Der Kläger bestreitet die Richtigkeit der Aufzeichnungen wie auch, dass Schwarzlohnzahlungen überhaupt erfolgt seien. Quittungen gebe es nicht. Woher die Aufzeichnungen stammten, sei unklar. Sie seien aber jedenfalls nicht von ihm oder in seinem Auftrag angefertigt worden. Wenn er von den Aufzeichnungen gewusst hätte, hätte er die Ordner nicht an den Prüfer herausgegeben. Möglicherweise lägen auch Unterschlagungen des Geschäftsführers vor. Zumindest hätte der Beklagte die Arbeitnehmer zunächst selbst in Anspruch nehmen können.
Der Kläger beantragt,
den Lohnsteuer-Haftungs- und -Nachforderungsbescheid vom 24.08.1998 und den dazu ergangenen Einspruchsbescheid vom 12.03.1999 aufzuheben.
Der Beklagte beantragt
Klageabweisung.
Der Beklagte meint, die Aufzeichnungen seien der Besteuerung zugrunde zu legen.

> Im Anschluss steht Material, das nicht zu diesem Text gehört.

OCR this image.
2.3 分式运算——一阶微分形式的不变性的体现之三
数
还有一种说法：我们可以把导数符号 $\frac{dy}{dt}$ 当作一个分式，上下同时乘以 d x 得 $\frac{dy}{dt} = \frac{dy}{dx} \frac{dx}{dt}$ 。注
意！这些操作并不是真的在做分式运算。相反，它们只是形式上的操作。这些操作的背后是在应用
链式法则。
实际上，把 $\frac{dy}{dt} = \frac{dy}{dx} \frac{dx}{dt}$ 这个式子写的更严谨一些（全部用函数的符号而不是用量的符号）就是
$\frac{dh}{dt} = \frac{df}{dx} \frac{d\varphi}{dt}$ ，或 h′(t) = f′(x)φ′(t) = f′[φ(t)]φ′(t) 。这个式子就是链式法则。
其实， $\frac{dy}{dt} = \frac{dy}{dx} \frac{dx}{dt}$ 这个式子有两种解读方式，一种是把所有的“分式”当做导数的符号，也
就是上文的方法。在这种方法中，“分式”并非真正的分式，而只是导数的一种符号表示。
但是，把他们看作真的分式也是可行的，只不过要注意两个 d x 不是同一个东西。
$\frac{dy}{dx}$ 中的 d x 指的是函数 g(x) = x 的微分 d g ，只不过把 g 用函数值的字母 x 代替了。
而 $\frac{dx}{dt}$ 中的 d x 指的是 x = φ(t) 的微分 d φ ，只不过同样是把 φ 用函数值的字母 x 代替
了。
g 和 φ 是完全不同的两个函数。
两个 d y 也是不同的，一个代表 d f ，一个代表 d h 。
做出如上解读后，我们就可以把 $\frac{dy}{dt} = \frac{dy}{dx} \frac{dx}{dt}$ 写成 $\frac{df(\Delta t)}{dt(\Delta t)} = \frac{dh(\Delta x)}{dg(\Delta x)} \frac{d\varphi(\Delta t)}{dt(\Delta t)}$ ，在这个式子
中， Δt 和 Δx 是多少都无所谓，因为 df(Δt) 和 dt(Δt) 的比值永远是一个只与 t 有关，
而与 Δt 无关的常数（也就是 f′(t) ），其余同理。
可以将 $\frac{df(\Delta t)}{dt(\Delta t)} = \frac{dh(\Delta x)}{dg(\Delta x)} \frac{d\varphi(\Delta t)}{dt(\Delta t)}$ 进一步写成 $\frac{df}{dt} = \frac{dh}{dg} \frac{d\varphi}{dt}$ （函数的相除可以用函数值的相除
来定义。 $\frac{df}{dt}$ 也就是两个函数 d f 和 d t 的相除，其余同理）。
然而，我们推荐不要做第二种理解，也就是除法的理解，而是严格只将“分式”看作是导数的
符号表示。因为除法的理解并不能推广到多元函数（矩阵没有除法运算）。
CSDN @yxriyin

Der Ordner mit den Aufzeichnungen stamme aus der Sphäre des Klägers. Kein Arbeitnehmer zeichne Unterschlagungen akribisch auf und überlasse diese Beweise dann seinem Arbeitgeber. Der Kläger müsse schon erklären, wie die Aufzeichnungen in seine Unterlagen gelangt seien. Zudem habe er die Hinzuschätzungen bei der Umsatzsteuer akzeptiert, mithin die Richtigkeit der Aufzeichnungen nicht grundsätzlich bestritten und damit auch anerkannt, dass er die Einnahmen nicht vollständig erklärt habe. Die Inanspruchnahme des Klägers sei ermessensfehlerfrei, weil er vorsätzlich keine Lohnsteuer einbehalten und abgeführt habe.
Entscheidungsgründe
Die Klage ist begründet. Der Haftungsbescheid ist wegen fehlerhafter Ermessensausübung, der Nachforderungsbescheid wegen fehlenden Antrags des Klägers auf Pauschalierung der Lohnsteuer aufzuheben.
1. Der auf § 42d Abs. 1 Nr. 3 EStG gestützte Haftungsbescheid über die Lohnsteuer der Jahre ...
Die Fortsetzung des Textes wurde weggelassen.